Le gouvernement a décidé de réformer le crédit d’impôt transition énergétique. Est-ce une bonne nouvelle pour l’écologie ?

Parmi les chantiers sur la table d'Elisabeth Borne et de Bercy : La réforme du crédit d’impôt transition énergétique.
Parmi les chantiers sur la table d'Elisabeth Borne et de Bercy : La réforme du crédit d’impôt transition énergétique. © AFP / Ludovic Marin

Il est vrai que c’est surprenant, le jour où le GIEC publie un rapport alarmiste sur l’état de la planète, le gouvernement revient sur l’aide qui bénéficiait aux travaux d’isolation chez les particuliers. Ce crédit d’impôt c’était un dispositif plutôt simple : si vous refaisiez votre toiture ou changiez la chaudière, vous pouviez bénéficier d’un crédit d’impôt , qui couvrait 30% des dépenses. Il a bien fonctionné jusqu’ici …. mais voilà, il coûtait cher, 2 milliards d’euros environ et le gouvernement a décidé d’en réduire drastiquement le champ d’application. La subvention, transformée en une aide directe versée au moment des travaux, va être supprimée pour les plus riches, réduite pour les revenus intermédiaires, et elle se concentrera sur les 40% de foyers les plus modestes. 

Cette réforme a toutefois deux inconvénients : un, les ménages privés de ce soutien ne seront plus incités à isoler leur logement. Deux, le système est si complexe qu’il y a de fortes chances qu’il soit peu utilisé. Pour répondre à votre question, non, ce n’est pas une bonne nouvelle pour l’environnement. Ca rappelle la prime à la conversion, qui a aussi été revue à la baisse... Oui, pour les mêmes raisons d’économies budgétaires le vaste plan d’aide à l’acquisition de véhicules plus propres vient d’être très sévèrement réduit. Les Français seront moins incités à changer de voitures. D’une façon générale, si on regarde de près la façon dont ont été conduites ces dernières années les politiques publiques qui doivent accompagner voire accélérer notre transition énergétique, on a l’impression que trop souvent, l’Etat s’échine à freiner le mouvement. On affiche d’un côté un discours impeccablement écologiste, on joue même les Saint just en refusant de négocier des accords commerciaux avec les Etats-Unis et le Brésil parce qu’ils ne respectent pas les accords de Paris sur le climat ; mais sur le terrain, en France, on ne peut pas dire qu’on soit exemplaires.   

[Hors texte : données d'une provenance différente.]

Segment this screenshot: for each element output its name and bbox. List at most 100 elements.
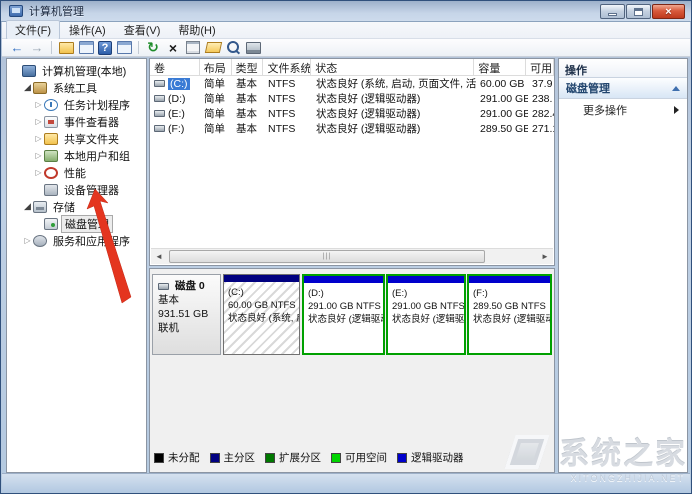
partition-name: (D:) <box>308 288 324 299</box>
volume-cell: (E:) <box>150 108 200 120</box>
close-button[interactable]: × <box>652 4 685 19</box>
sidebar-item-services[interactable]: ▷ 服务和应用程序 <box>7 232 146 249</box>
more-actions-item[interactable]: 更多操作 <box>559 99 687 121</box>
cell-free: 271.1 <box>532 122 554 135</box>
chevron-right-icon <box>674 106 679 114</box>
column-header-3[interactable]: 文件系统 <box>263 59 312 75</box>
legend-swatch <box>397 452 407 463</box>
back-icon[interactable]: ← <box>9 40 25 55</box>
menu-file[interactable]: 文件(F) <box>6 20 61 40</box>
app-icon <box>9 5 23 17</box>
sidebar-item-system-tools[interactable]: ◢ 系统工具 <box>7 79 146 96</box>
partition-color-strip <box>224 275 299 282</box>
scrollbar-thumb[interactable]: ||| <box>169 250 485 263</box>
column-header-0[interactable]: 卷 <box>150 59 200 75</box>
legend-item: 未分配 <box>154 450 200 465</box>
cell-fs: NTFS <box>268 122 296 135</box>
sidebar-item-shared-folders[interactable]: ▷ 共享文件夹 <box>7 130 146 147</box>
partition(E:)[interactable]: (E:) 291.00 GB NTFS 状态良好 (逻辑驱动器) <box>386 274 466 355</box>
sidebar-item-performance[interactable]: ▷ 性能 <box>7 164 146 181</box>
volume-name: (F:) <box>168 122 185 135</box>
partition-color-strip <box>469 276 550 283</box>
cell-type: 基本 <box>236 123 257 135</box>
properties-icon[interactable] <box>185 40 201 55</box>
scroll-left-arrow[interactable]: ◄ <box>151 250 167 264</box>
collapse-icon[interactable] <box>672 85 680 91</box>
horizontal-scrollbar[interactable]: ◄ ||| ► <box>151 248 553 264</box>
column-header-5[interactable]: 容量 <box>474 59 527 75</box>
console-window-icon[interactable] <box>78 40 94 55</box>
open-folder-icon[interactable] <box>205 40 221 55</box>
cell-type: 基本 <box>236 108 257 120</box>
cell-layout: 简单 <box>204 123 225 135</box>
legend-swatch <box>331 452 341 463</box>
disk-size: 931.51 GB <box>158 308 209 320</box>
disk-settings-icon[interactable] <box>245 40 261 55</box>
refresh-icon[interactable]: ↻ <box>145 39 161 55</box>
sidebar-item-disk-management[interactable]: 磁盘管理 <box>7 214 146 233</box>
sidebar-item-device-manager[interactable]: 设备管理器 <box>7 181 146 198</box>
cell-capacity: 291.00 GB <box>480 107 528 120</box>
menu-action[interactable]: 操作(A) <box>60 20 115 40</box>
storage-icon <box>33 200 47 213</box>
partition(F:)[interactable]: (F:) 289.50 GB NTFS 状态良好 (逻辑驱动器) <box>467 274 552 355</box>
menu-view[interactable]: 查看(V) <box>115 20 170 40</box>
sidebar-item-storage[interactable]: ◢ 存储 <box>7 198 146 215</box>
legend-swatch <box>265 452 275 463</box>
tree-item-label: 本地用户和组 <box>64 150 130 163</box>
volume-cell: (D:) <box>150 93 200 105</box>
legend-item: 主分区 <box>209 450 255 465</box>
disk-0-label[interactable]: 磁盘 0 基本 931.51 GB 联机 <box>152 274 221 355</box>
maximize-button[interactable] <box>626 4 651 19</box>
expand-expander-icon[interactable]: ▷ <box>33 168 44 177</box>
scroll-right-arrow[interactable]: ► <box>537 250 553 264</box>
disk-icon <box>158 282 169 290</box>
tree-item-label: 设备管理器 <box>64 184 119 197</box>
forward-icon[interactable]: → <box>29 40 45 55</box>
column-header-2[interactable]: 类型 <box>232 59 264 75</box>
table-row-volume(F:)[interactable]: (F:) 简单基本 NTFS 状态良好 (逻辑驱动器) 289.50 GB 271.1 <box>150 121 554 136</box>
tree-item-label: 事件查看器 <box>64 116 119 129</box>
collapse-expander-icon[interactable]: ◢ <box>22 82 33 93</box>
partition(C:)[interactable]: (C:) 60.00 GB NTFS 状态良好 (系统, 启动, 页面文件, 活动,… <box>223 274 300 355</box>
help-icon[interactable]: ? <box>98 40 112 55</box>
sidebar-item-task-scheduler[interactable]: ▷ 任务计划程序 <box>7 96 146 113</box>
table-row-volume(D:)[interactable]: (D:) 简单 基本 NTFS 状态良好 (逻辑驱动器) 291.00 GB 238. <box>150 91 554 106</box>
show-tree-icon[interactable] <box>58 40 74 55</box>
menu-help[interactable]: 帮助(H) <box>169 20 224 40</box>
expand-expander-icon[interactable]: ▷ <box>33 151 44 160</box>
partition-status: 状态良好 (逻辑驱动器) <box>308 314 383 325</box>
partition-status: 状态良好 (逻辑驱动器) <box>392 314 464 325</box>
partition-info: (D:) 291.00 GB NTFS 状态良好 (逻辑驱动器) <box>304 283 383 326</box>
delete-icon[interactable]: × <box>165 40 181 56</box>
cell-type: 基本 <box>236 78 257 90</box>
column-header-1[interactable]: 布局 <box>200 59 232 75</box>
table-row-volume(E:)[interactable]: (E:) 简单基本 NTFS 状态良好 (逻辑驱动器) 291.00 GB 282.4 <box>150 106 554 121</box>
expand-expander-icon[interactable]: ▷ <box>33 134 44 143</box>
console-pane-icon[interactable] <box>116 40 132 55</box>
column-header-4[interactable]: 状态 <box>311 59 475 75</box>
collapse-expander-icon[interactable]: ◢ <box>22 201 33 212</box>
sidebar-item-computer[interactable]: 计算机管理(本地) <box>7 62 146 79</box>
sidebar-item-local-users[interactable]: ▷ 本地用户和组 <box>7 147 146 164</box>
partition-name: (E:) <box>392 288 408 299</box>
expand-expander-icon[interactable]: ▷ <box>22 236 33 245</box>
minimize-button[interactable] <box>600 4 625 19</box>
partition(D:)[interactable]: (D:) 291.00 GB NTFS 状态良好 (逻辑驱动器) <box>302 274 385 355</box>
partition-size: 60.00 GB NTFS <box>228 300 296 311</box>
volume-list-pane: 卷布局 类型 文件系统 状态 容量 可用 (C:) 简单 基本 NTFS 状态良好 (系统, 启动… <box>149 58 555 266</box>
expand-expander-icon[interactable]: ▷ <box>33 117 44 126</box>
find-icon[interactable] <box>225 40 241 55</box>
console-tree: 计算机管理(本地) ◢ 系统工具 ▷ 任务计划程序 ▷ 事件查看器 ▷ 共享文件夹 ▷ 本地用户和组… <box>6 58 147 473</box>
actions-section-disk-management[interactable]: 磁盘管理 <box>559 78 687 99</box>
sidebar-item-event-viewer[interactable]: ▷ 事件查看器 <box>7 113 146 130</box>
column-header-6[interactable]: 可用 <box>526 59 554 75</box>
partition-info: (F:) 289.50 GB NTFS 状态良好 (逻辑驱动器) <box>469 283 550 326</box>
expand-expander-icon[interactable]: ▷ <box>33 100 44 109</box>
disk-management-icon <box>44 217 58 230</box>
legend-item: 逻辑驱动器 <box>397 450 464 465</box>
table-row-volume(C:)[interactable]: (C:) 简单基本 NTFS 状态良好 (系统, 启动, 页面文件, 活动, 故障转储… <box>150 76 554 91</box>
legend-item: 可用空间 <box>331 450 387 465</box>
disk-status: 联机 <box>158 322 179 334</box>
toolbar: ← →? ↻ × <box>2 39 690 57</box>
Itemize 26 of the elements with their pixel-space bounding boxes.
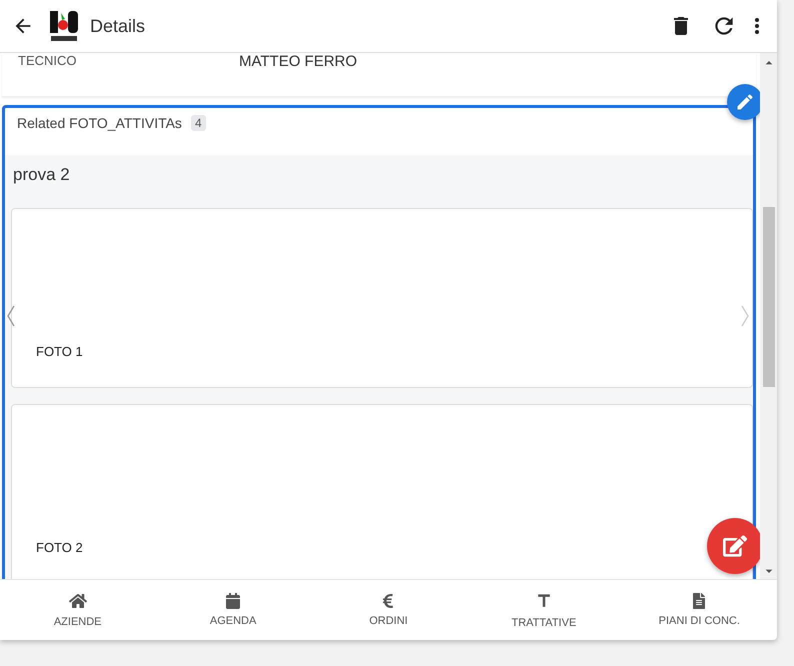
chevron-left-icon <box>7 305 15 327</box>
nav-tab[interactable]: TRATTATIVE <box>466 580 622 640</box>
home-icon <box>68 592 87 610</box>
chevron-right-icon <box>741 305 749 327</box>
pencil-icon <box>735 92 755 112</box>
edit-icon <box>723 534 747 558</box>
field-label: TECNICO <box>18 53 78 70</box>
scroll-thumb[interactable] <box>762 207 774 387</box>
previous-button[interactable] <box>7 305 15 327</box>
logo-icon <box>48 9 80 43</box>
more-icon <box>755 18 759 34</box>
nav-tab[interactable]: ORDINI <box>310 580 466 640</box>
nav-tab[interactable]: AZIENDE <box>0 580 156 640</box>
scrollbar[interactable] <box>760 53 777 579</box>
count-badge: 4 <box>190 115 206 131</box>
field-value: MATTEO FERRO <box>239 53 358 70</box>
group-title: prova 2 <box>12 164 71 186</box>
nav-tab[interactable]: AGENDA <box>155 580 311 640</box>
nav-tab[interactable]: PIANI DI CONC. <box>622 580 777 640</box>
related-title: Related FOTO_ATTIVITAs <box>17 115 182 131</box>
document-icon <box>691 593 708 609</box>
edit-button[interactable] <box>727 84 760 120</box>
page-title: Details <box>90 16 146 36</box>
photo-card[interactable]: FOTO 1 <box>11 208 753 388</box>
photo-card[interactable]: FOTO 2 <box>11 404 753 579</box>
calendar-icon <box>225 593 242 609</box>
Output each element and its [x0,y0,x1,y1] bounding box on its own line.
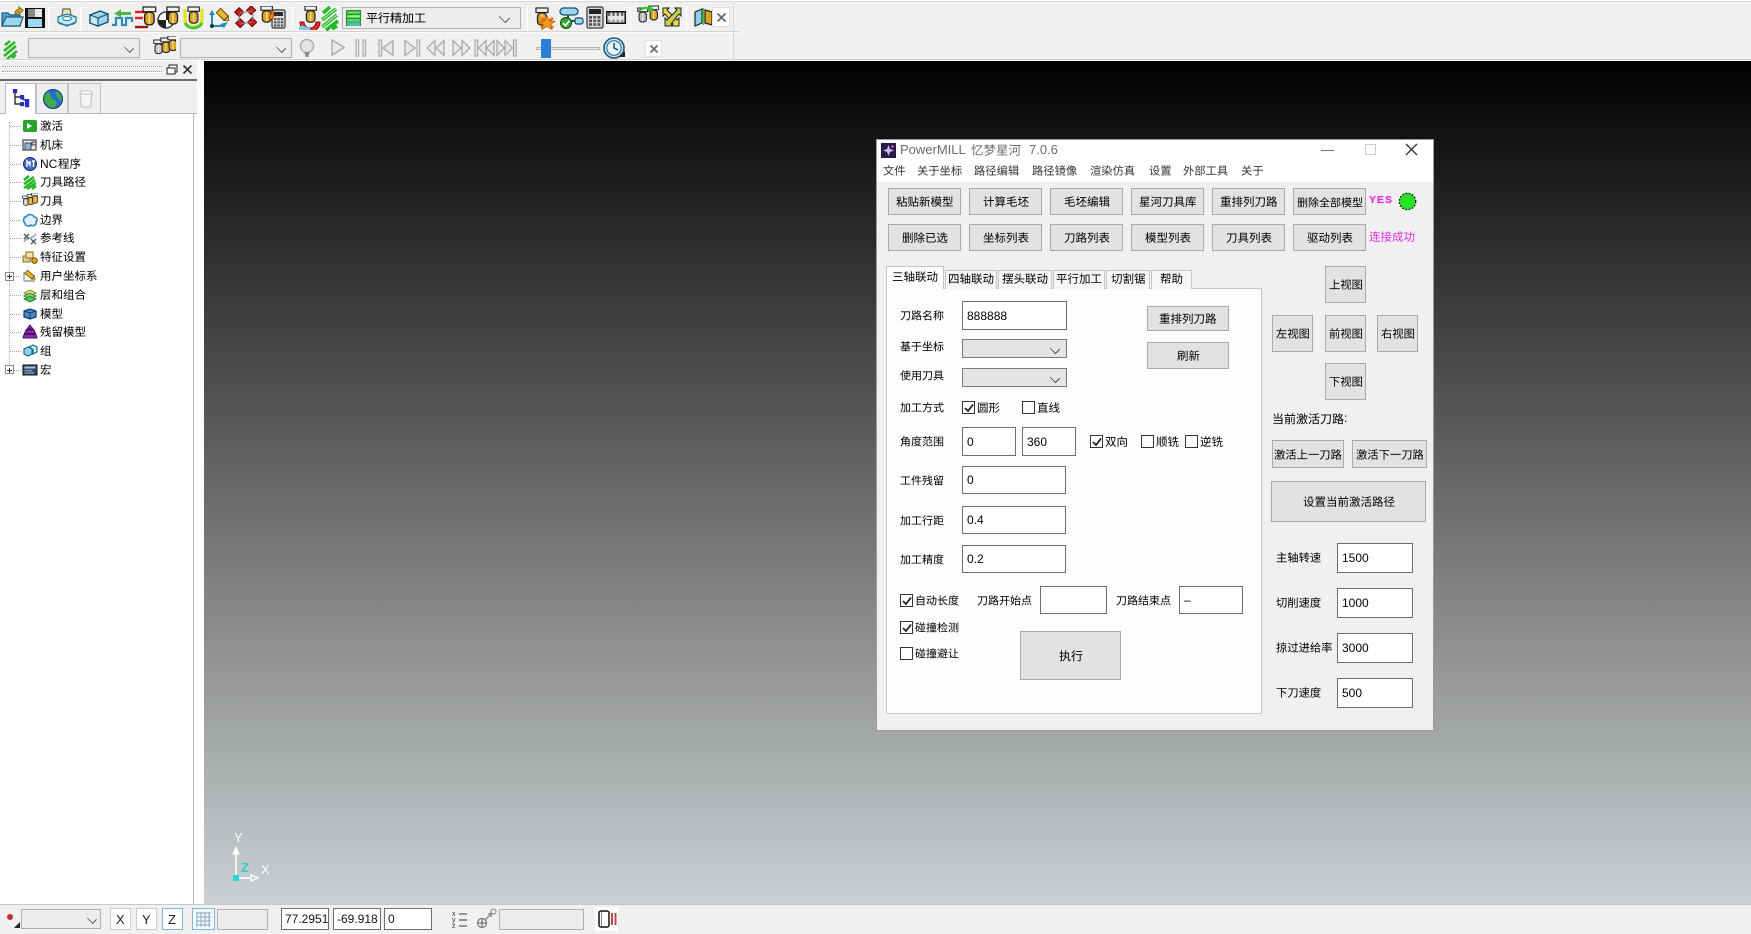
svg-text:X: X [261,862,270,877]
svg-text:Z: Z [241,860,249,875]
svg-text:Y: Y [234,830,243,845]
svg-text:z: z [452,923,456,929]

Mais pourquoi ? Bien souvent, c’est une montagne de réglementations  et de rigidités qui bloquent les projets. Des exemples il y en a à foison : on a appris il y a quelques jours que des PME françaises sont prêtes, techniquement, à transformer des voitures à essence en voitures électriques. Mais une loi qui date de 1954 les empêche de se lancer. Même chose pour les taxis flottants électriques qui devraient naviguer sur la Seine, ils attendent depuis 2016 les autorisations nécessaires. Quant aux éoliennes offshore, dont les premiers projets remontent à 2011, elles verront le jour si tout va bien en 2021, et cela aura pris le double de temps que dans les autres pays européens. A tous ces obstacles s’ajoutent un manque de cohérence et de constance des politiques suivies : on est très fort pour prononcer des discours enflammés, mais on a bien du mal à les traduire en acte.